Movies

‘In the Same Breath’ Analyzes The Chilling Link Between COVID & Authoritarianism

“In the Same Breath” isn’t shot like most documentaries. Towards the beginning of the film, director Nanfu Wang describes the process by which she chose her collaborators, explaining how she contacted camera operators on the ground in Wuhan to see if they would feel comfortable working on a film that exposes the COVID-19 misinformation campaign waged by the Chinese government.

“I needed to feel confident that I could trust somebody participating in the project so that they couldn’t reveal any information to the authorities and potentially jeopardize [the film]” she told Variety at the Sundance studio presented by AT&T TV. Her concerns were seemingly validated when three of her collaborators left the production after being contacted by the authorities. But the intimidation tactics didn’t stop there. “In November, two secret agents went to talk my mom.”

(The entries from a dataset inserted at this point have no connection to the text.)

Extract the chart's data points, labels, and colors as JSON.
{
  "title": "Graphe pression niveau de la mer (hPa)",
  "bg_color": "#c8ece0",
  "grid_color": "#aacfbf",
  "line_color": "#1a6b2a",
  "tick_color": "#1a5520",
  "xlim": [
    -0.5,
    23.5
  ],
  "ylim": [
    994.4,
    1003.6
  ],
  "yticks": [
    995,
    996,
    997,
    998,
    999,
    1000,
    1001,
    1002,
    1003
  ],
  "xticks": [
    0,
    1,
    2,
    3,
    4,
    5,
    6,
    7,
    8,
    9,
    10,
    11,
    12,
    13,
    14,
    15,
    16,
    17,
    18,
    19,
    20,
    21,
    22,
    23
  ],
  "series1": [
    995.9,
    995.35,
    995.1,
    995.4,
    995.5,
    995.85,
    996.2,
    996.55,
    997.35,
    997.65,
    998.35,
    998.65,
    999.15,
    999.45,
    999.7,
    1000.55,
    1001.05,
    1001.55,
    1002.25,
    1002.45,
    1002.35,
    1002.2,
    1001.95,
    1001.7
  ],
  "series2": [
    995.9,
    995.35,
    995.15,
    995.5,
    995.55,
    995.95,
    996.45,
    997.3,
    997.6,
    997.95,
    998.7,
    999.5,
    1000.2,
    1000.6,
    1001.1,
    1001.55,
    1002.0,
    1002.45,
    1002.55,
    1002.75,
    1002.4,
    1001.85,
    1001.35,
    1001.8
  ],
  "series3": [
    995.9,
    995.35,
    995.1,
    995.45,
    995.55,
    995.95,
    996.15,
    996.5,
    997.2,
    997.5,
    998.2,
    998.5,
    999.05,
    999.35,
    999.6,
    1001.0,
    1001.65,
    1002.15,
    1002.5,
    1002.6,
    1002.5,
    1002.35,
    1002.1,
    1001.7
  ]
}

Wang, the award-winning documentary filmmaker, examines both the Chinese and American government’s response to the coronavirus crisis in the HBO Documentaries film “In the Same Breath.” Following the events of the past year starting with the first outbreak in Wuhan all the way to New Year’s Eve celebrations in December of 2020, “In the Same Breath” presents a sobering and highly personal look at the virus which still rages on in the U.S. and across the globe.

Director Nanfu Wang joined Variety social media coordinator David Viramontes virtually at the Variety Studio presented by AT&T TV at the Sundance Film Festival to talk about bringing her latest project to the fest and break down the striking images featured in the documentary.

Tracking the outbreak chronologically, Wang moves stateside when coronavirus cases make landfall in the U.S. and captures testimonies from frontline healthcare workers about their lack of PPE and resources to properly defend against the virus. In one of the film’s most noteworthy moments, Wang captures those same healthcare workers reacting to American protestors asking the government to loosen pandemic restrictions around the country.

Of the protestors, Wang says she was initially angry at them, but grew to understand their rationale by considering the media they consume: “I started wondering, ‘How did they form their ideology, their belief system? Where did it come from? … Where did they get their information?’”

In the film, Wang explains how during the pandemic’s early days she didn’t think coronavirus would incapacitate the U.S. the way it has. “It forced me to confront my own bias or preconceived notions of what America was when I came here and what it is now,” she told Variety. In unraveling the propaganda surrounding much of the Chinese government’s reaction to the pandemic, the director compares her research to “an archeologist digging through material and finding traces of information.”

The film’s powerful closing emphasizes the dire importance of analyzing how authoritarian regimes respond to crises like the pandemic. “That ending concept was always the central theme and central question that drove me to make this film,” said Wang.

When asked what she’d like audiences walk away with, she says she hopes viewers would “think critically.” “If we agree that China is effective as a model, that they responded to the outbreak successfully, then we are being complicit to its propaganda and its censorship.”